(CNN) Dr. Deborah Birx revealed in a CNN documentary clip released Sunday that she received a "very uncomfortable" and "very difficult" phone call from Donald Trump after speaking publicly about the spread of Covid-19 while serving in the former President's administration.
Birx, who had served as the Trump White House's coronavirus response coordinator, said the phone call followed her appearance on CNN in August.
"It was a CNN report in August that got horrible pushback. That was a very difficult time, because everybody in the White House was upset with that interview and the clarity that I brought about the epidemic," Birx told CNN Chief Medical Correspondent Dr. Sanjay Gupta in the documentary "COVID WAR: The Pandemic Doctors Speak Out."
"I got called by the President," Birx continued. "It was very uncomfortable, very direct and very difficult to hear."
Asked by Gupta whether she was threatened during the call, Birx responded, "I would say it was a very uncomfortable conversation."
The documentary "COVID WAR: The Pandemic Doctors Speak Out" airs Sunday at 9 p.m. ET on CNN.
CNN has reached out to Trump's office for comment on the documentary.
The anecdote from Birx highlights the warring voices behind the scenes as the former administration grappled with how to handle the federal response and messaging surrounding the pandemic. During his time in office, Trump repeatedly contradicted his own medical officials, having long dismissed the gravity of the virus and eschewed practices like social distancing and mask wearing.
In August, Birx warned that the US was "in a new phase" of the coronavirus pandemic with more widespread cases, telling CNN's Dana Bash on "State of the Union" at the time that "what we are seeing today is different from March and April. It is extraordinarily widespread. It's into the rural as equal urban areas."
By contrast, Trump in August repeatedly highlighted New Zealand's recent coronavirus outbreak while claiming the US had done a good job of containing the virus. At the time, New Zealand had reported 1,304 confirmed infections and 22 coronavirus-related deaths, while the US had recorded at least 5,527,306 Covid-19 cases and 173,114 related deaths, according to Johns Hopkins University.

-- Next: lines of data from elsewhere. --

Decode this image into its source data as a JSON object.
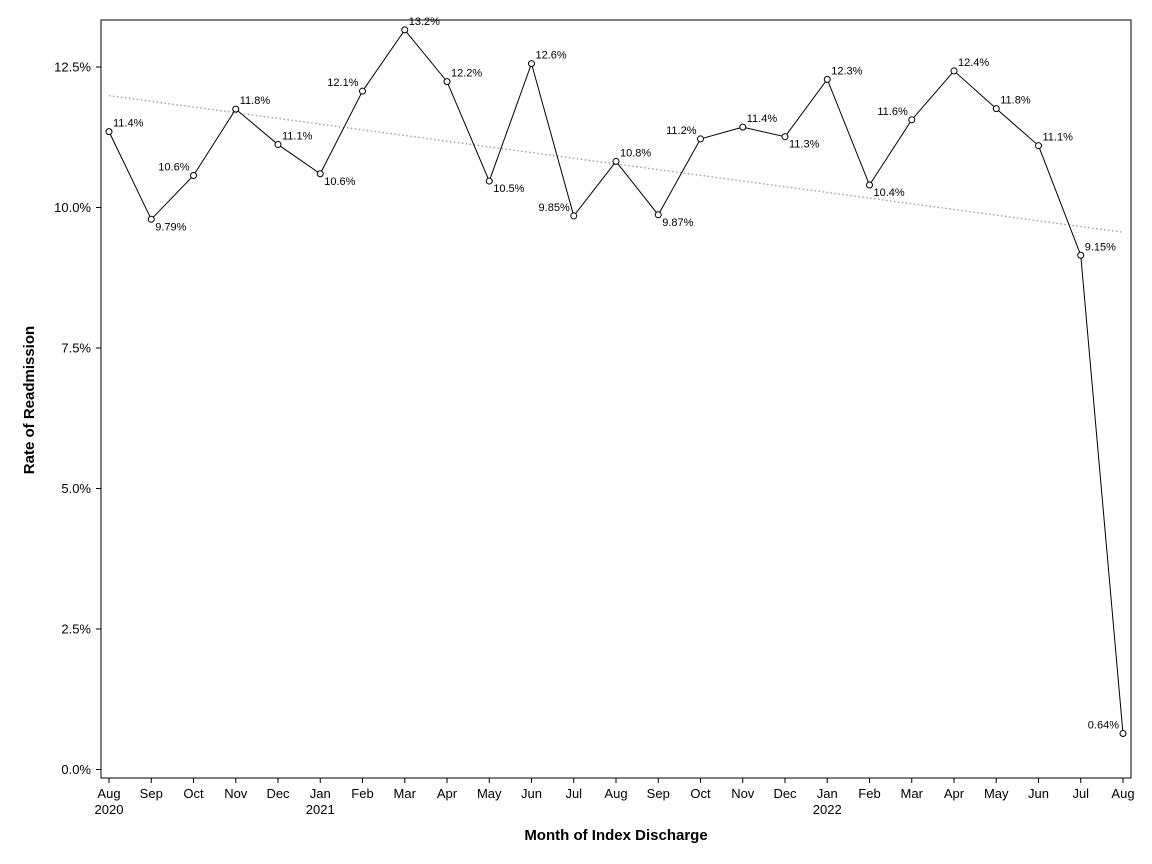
{
  "chart_data": {
    "type": "line",
    "xlabel": "Month of Index Discharge",
    "ylabel": "Rate of Readmission",
    "ylim": [
      0,
      13.35
    ],
    "yticks": [
      0,
      2.5,
      5.0,
      7.5,
      10.0,
      12.5
    ],
    "ytick_labels": [
      "0.0%",
      "2.5%",
      "5.0%",
      "7.5%",
      "10.0%",
      "12.5%"
    ],
    "grid": false,
    "legend": "none",
    "categories": [
      "Aug",
      "Sep",
      "Oct",
      "Nov",
      "Dec",
      "Jan",
      "Feb",
      "Mar",
      "Apr",
      "May",
      "Jun",
      "Jul",
      "Aug",
      "Sep",
      "Oct",
      "Nov",
      "Dec",
      "Jan",
      "Feb",
      "Mar",
      "Apr",
      "May",
      "Jun",
      "Jul",
      "Aug"
    ],
    "year_labels": [
      "2020",
      "",
      "",
      "",
      "",
      "2021",
      "",
      "",
      "",
      "",
      "",
      "",
      "",
      "",
      "",
      "",
      "",
      "2022",
      "",
      "",
      "",
      "",
      "",
      "",
      ""
    ],
    "values": [
      11.35,
      9.79,
      10.57,
      11.75,
      11.12,
      10.6,
      12.07,
      13.16,
      12.24,
      10.47,
      12.56,
      9.85,
      10.82,
      9.87,
      11.22,
      11.43,
      11.26,
      12.28,
      10.4,
      11.56,
      12.43,
      11.76,
      11.1,
      9.15,
      0.64
    ],
    "data_labels": [
      "11.4%",
      "9.79%",
      "10.6%",
      "11.8%",
      "11.1%",
      "10.6%",
      "12.1%",
      "13.2%",
      "12.2%",
      "10.5%",
      "12.6%",
      "9.85%",
      "10.8%",
      "9.87%",
      "11.2%",
      "11.4%",
      "11.3%",
      "12.3%",
      "10.4%",
      "11.6%",
      "12.4%",
      "11.8%",
      "11.1%",
      "9.15%",
      "0.64%"
    ],
    "label_positions": [
      "ur",
      "lr",
      "ul",
      "ur",
      "ur",
      "lr",
      "ul",
      "ur",
      "ur",
      "lr",
      "ur",
      "ul",
      "ur",
      "lr",
      "ul",
      "ur",
      "lr",
      "ur",
      "lr",
      "ul",
      "ur",
      "ur",
      "ur",
      "ur",
      "ul"
    ],
    "trend": {
      "style": "dotted",
      "color": "#999999",
      "start": 11.99,
      "end": 9.56
    },
    "line_color": "#000000",
    "marker": "open-circle"
  }
}
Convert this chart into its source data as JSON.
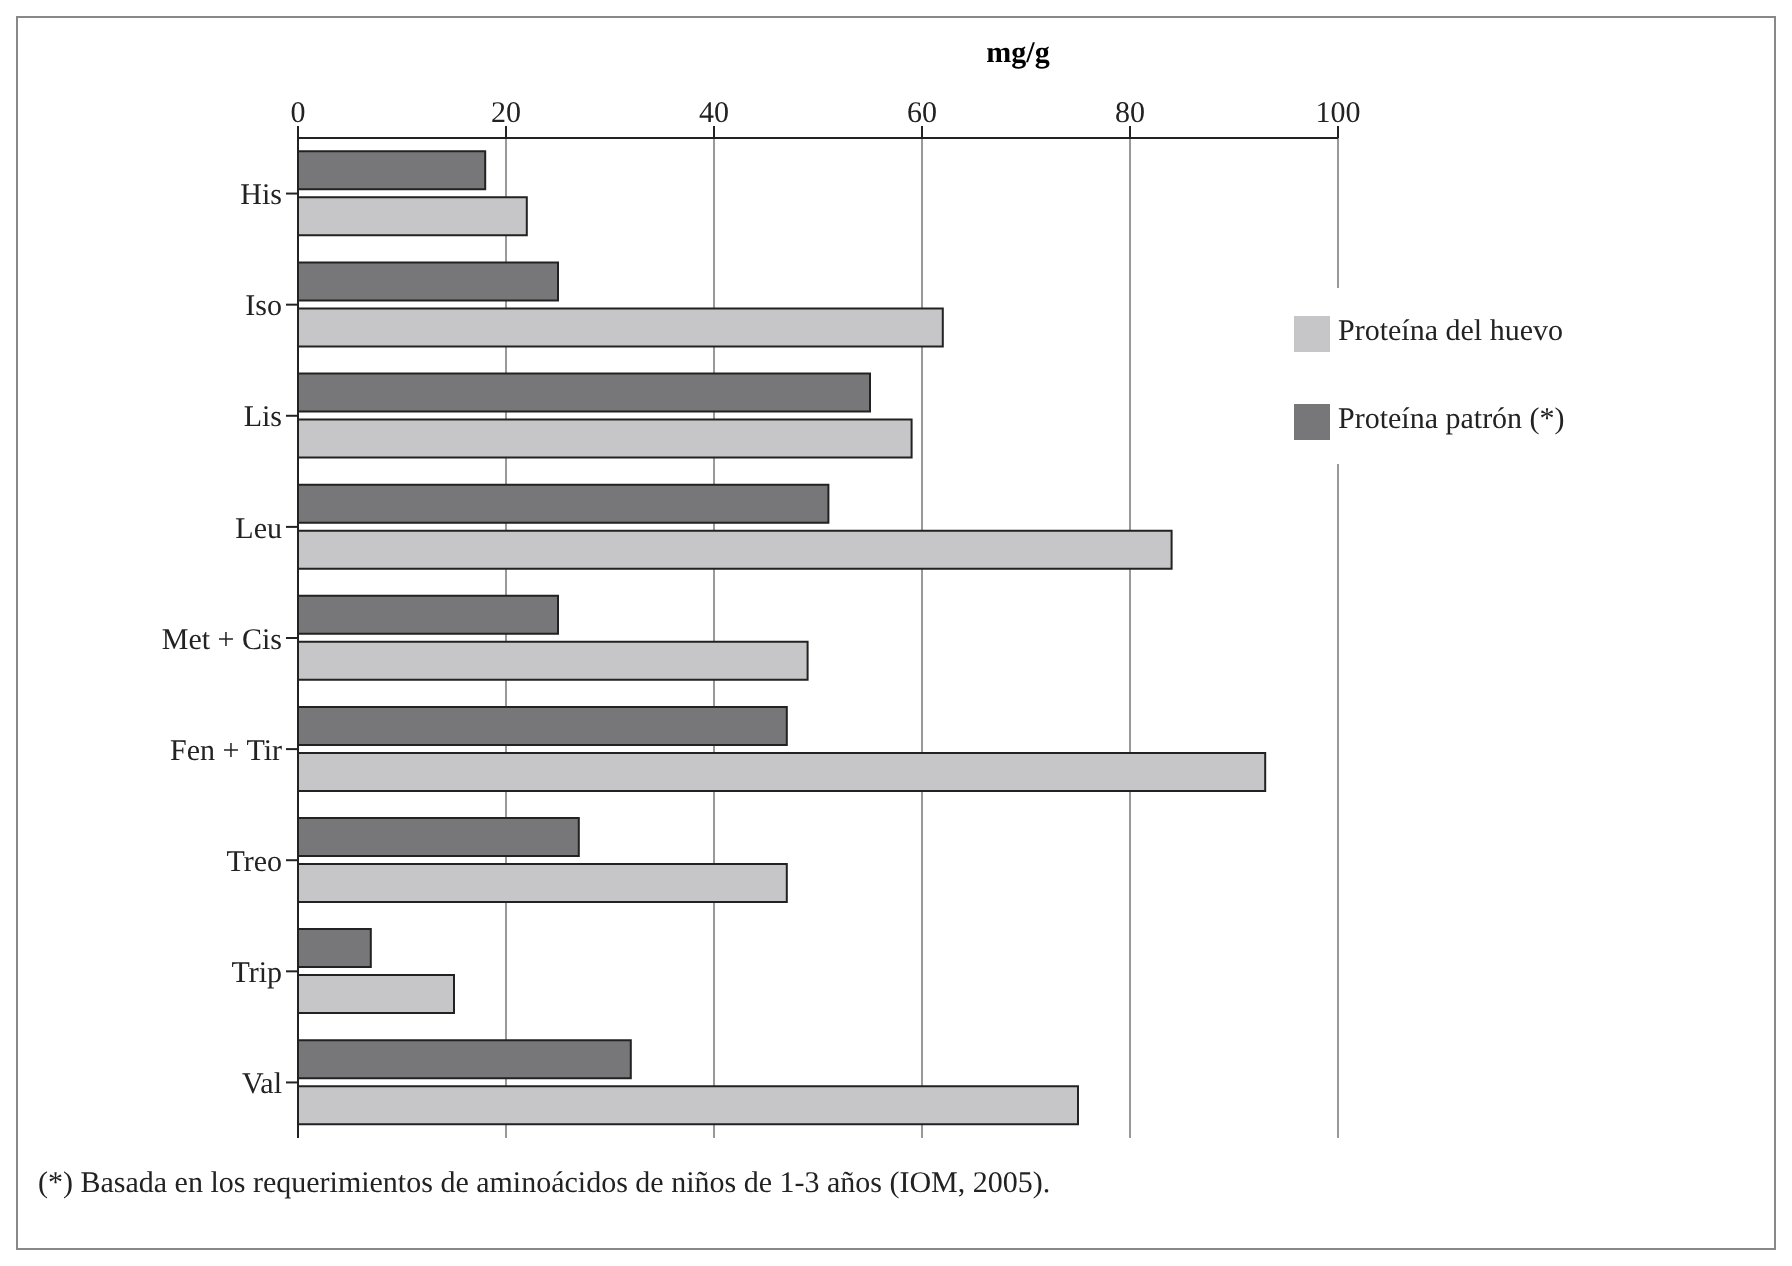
{
  "chart_data": {
    "type": "bar",
    "orientation": "horizontal",
    "xlabel": "mg/g",
    "categories": [
      "His",
      "Iso",
      "Lis",
      "Leu",
      "Met + Cis",
      "Fen + Tir",
      "Treo",
      "Trip",
      "Val"
    ],
    "series": [
      {
        "name": "Proteína patrón (*)",
        "color": "#77777a",
        "values": [
          18,
          25,
          55,
          51,
          25,
          47,
          27,
          7,
          32
        ]
      },
      {
        "name": "Proteína del huevo",
        "color": "#c6c6c8",
        "values": [
          22,
          62,
          59,
          84,
          49,
          93,
          47,
          15,
          75
        ]
      }
    ],
    "xlim": [
      0,
      100
    ],
    "xticks": [
      0,
      20,
      40,
      60,
      80,
      100
    ],
    "grid": "x",
    "legend": "top right",
    "annotations": [
      "(*) Basada en los requerimientos de aminoácidos de niños de 1-3 años (IOM, 2005)."
    ]
  }
}
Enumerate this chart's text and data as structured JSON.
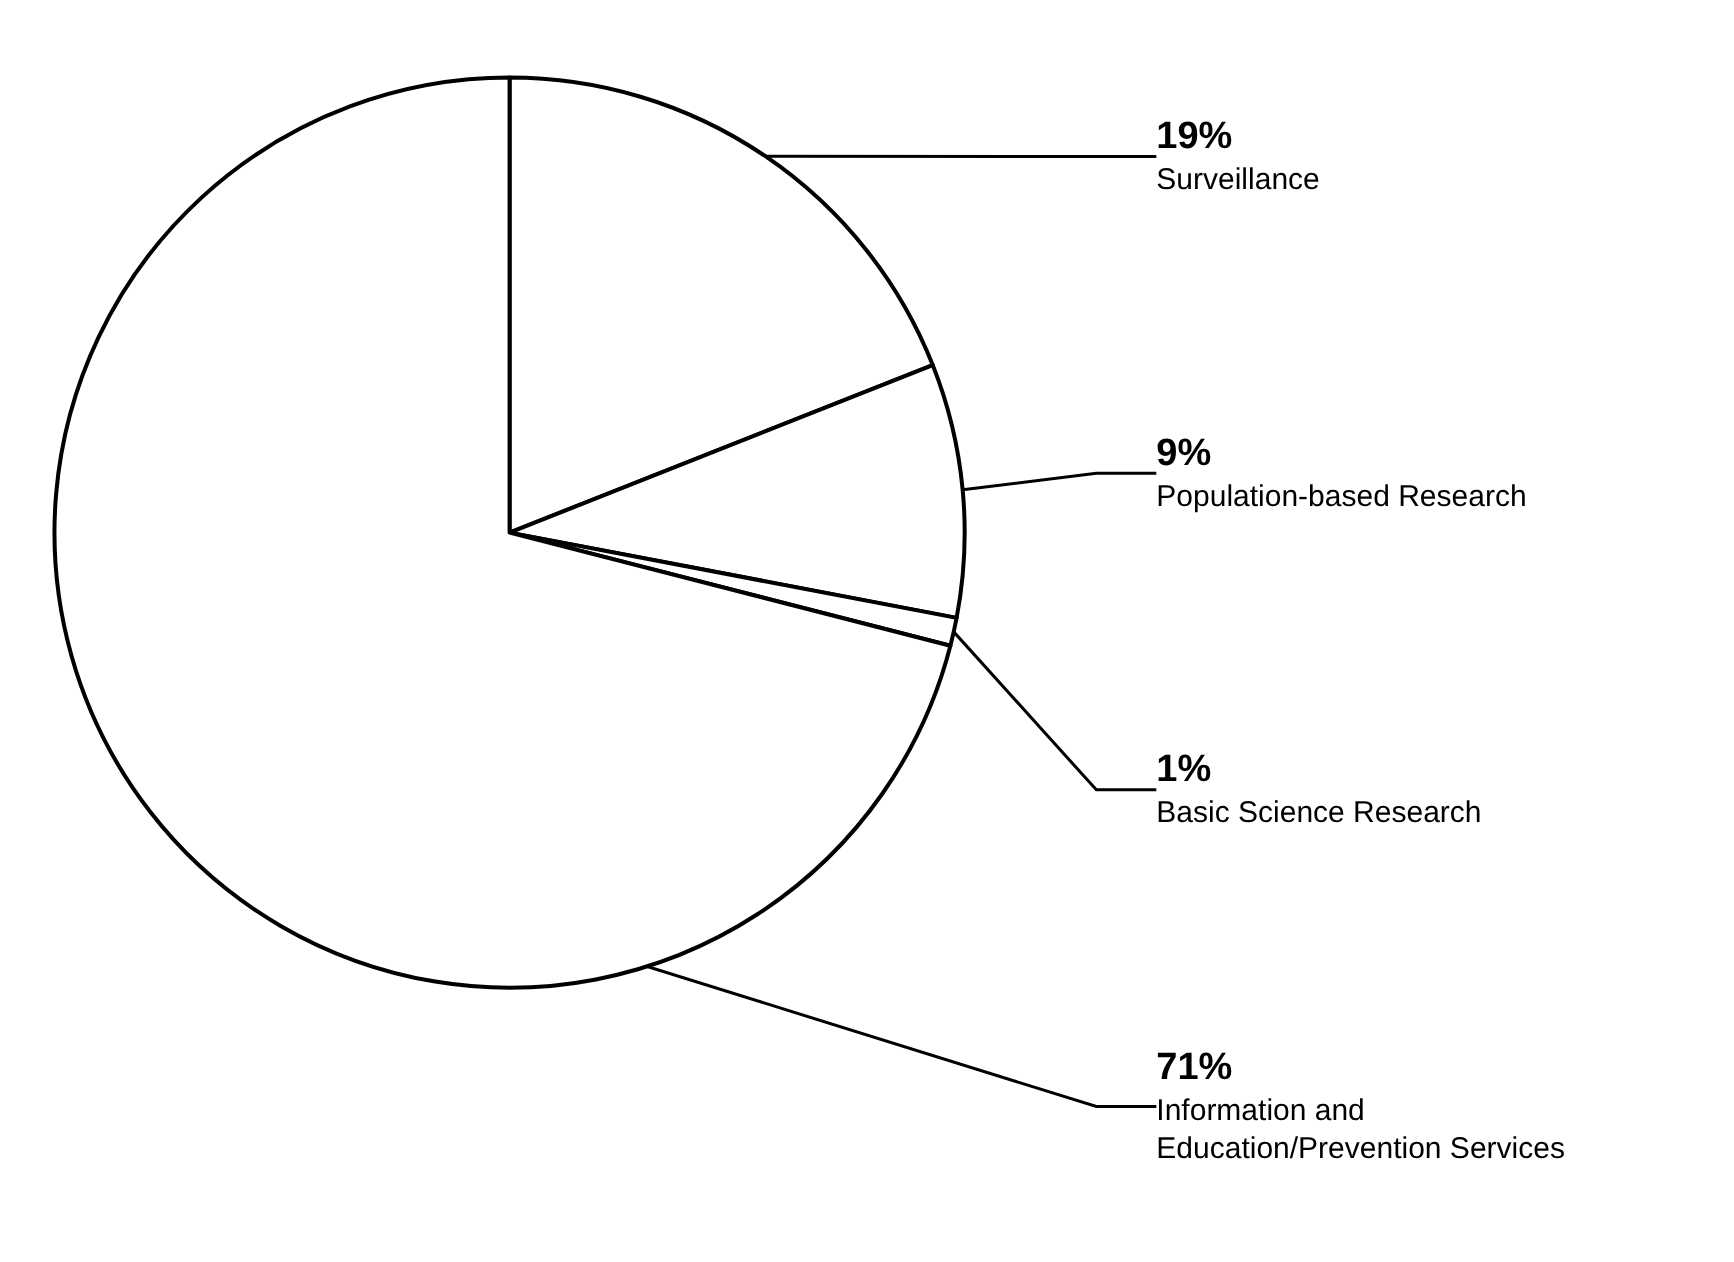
{
  "chart_data": {
    "type": "pie",
    "categories": [
      "Surveillance",
      "Population-based Research",
      "Basic Science Research",
      "Information and\nEducation/Prevention Services"
    ],
    "values": [
      19,
      9,
      1,
      71
    ],
    "value_labels": [
      "19%",
      "9%",
      "1%",
      "71%"
    ],
    "colors": [
      "#ffffff",
      "#ffffff",
      "#ffffff",
      "#ffffff"
    ],
    "legend": false
  }
}
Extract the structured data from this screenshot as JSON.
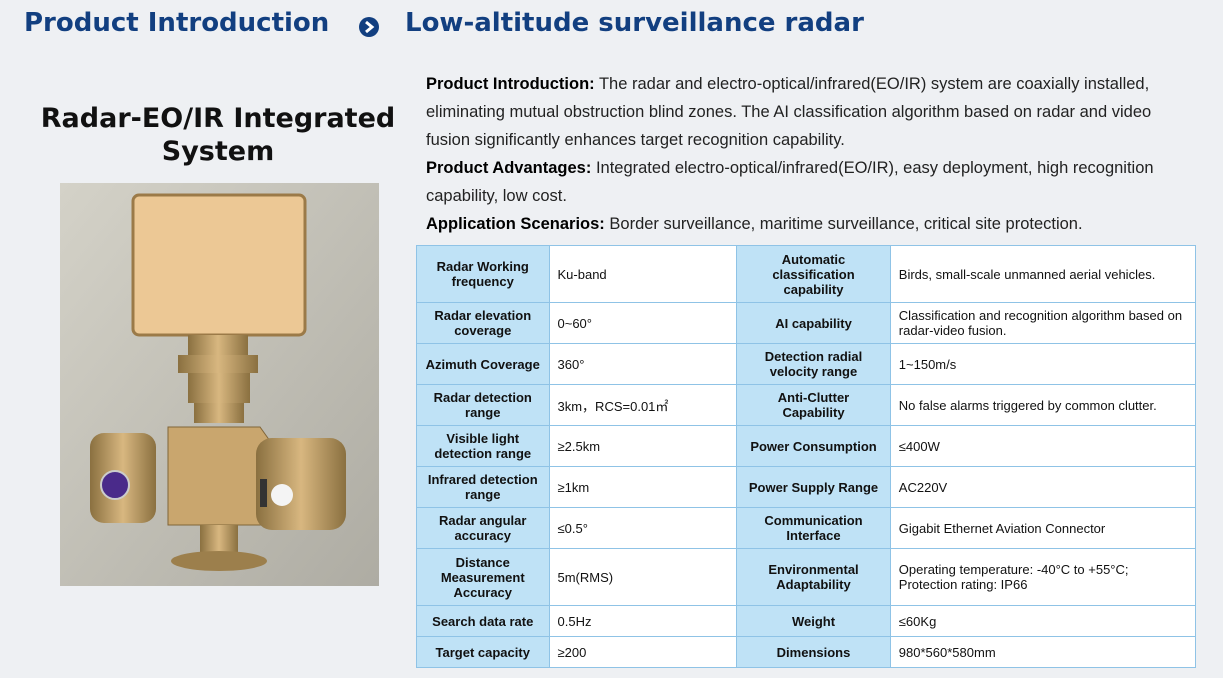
{
  "header": {
    "section": "Product Introduction",
    "title": "Low-altitude surveillance radar"
  },
  "product": {
    "name": "Radar-EO/IR Integrated System"
  },
  "description": [
    {
      "label": "Product Introduction:",
      "text": "The radar and electro-optical/infrared(EO/IR)  system are coaxially installed, eliminating mutual obstruction blind zones. The AI classification algorithm based on radar and video fusion significantly enhances target recognition capability."
    },
    {
      "label": "Product Advantages:",
      "text": "Integrated electro-optical/infrared(EO/IR), easy deployment, high recognition capability, low cost."
    },
    {
      "label": "Application Scenarios:",
      "text": "Border surveillance, maritime surveillance, critical site protection."
    }
  ],
  "table": {
    "rows": [
      [
        "Radar Working frequency",
        "Ku-band",
        "Automatic classification capability",
        "Birds, small-scale unmanned aerial vehicles."
      ],
      [
        "Radar elevation coverage",
        "0~60°",
        "AI capability",
        "Classification and recognition algorithm based on radar-video fusion."
      ],
      [
        "Azimuth Coverage",
        "360°",
        "Detection radial velocity range",
        "1~150m/s"
      ],
      [
        "Radar detection range",
        "3km，RCS=0.01㎡",
        "Anti-Clutter Capability",
        "No false alarms triggered by common clutter."
      ],
      [
        "Visible light detection range",
        "≥2.5km",
        "Power Consumption",
        "≤400W"
      ],
      [
        "Infrared detection range",
        "≥1km",
        "Power Supply Range",
        "AC220V"
      ],
      [
        "Radar angular accuracy",
        "≤0.5°",
        "Communication Interface",
        "Gigabit Ethernet Aviation Connector"
      ],
      [
        "Distance Measurement Accuracy",
        "5m(RMS)",
        "Environmental Adaptability",
        "Operating temperature: -40°C to +55°C; Protection rating: IP66"
      ],
      [
        "Search data rate",
        "0.5Hz",
        "Weight",
        "≤60Kg"
      ],
      [
        "Target capacity",
        "≥200",
        "Dimensions",
        "980*560*580mm"
      ]
    ]
  }
}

In addition to disclosing the phone call with Trump, Birx revealed in the documentary that the number of coronavirus deaths could have been "decreased substantially" if cities and states across the country had aggressively applied the lessons of the first surge toward mitigation last spring, potentially preventing the surges that followed.
"I look at it this way. The first time we have an excuse," Birx said. "There were about a hundred thousand deaths that came from that original surge. All of the rest of them, in my mind, could have been mitigated or decreased substantially."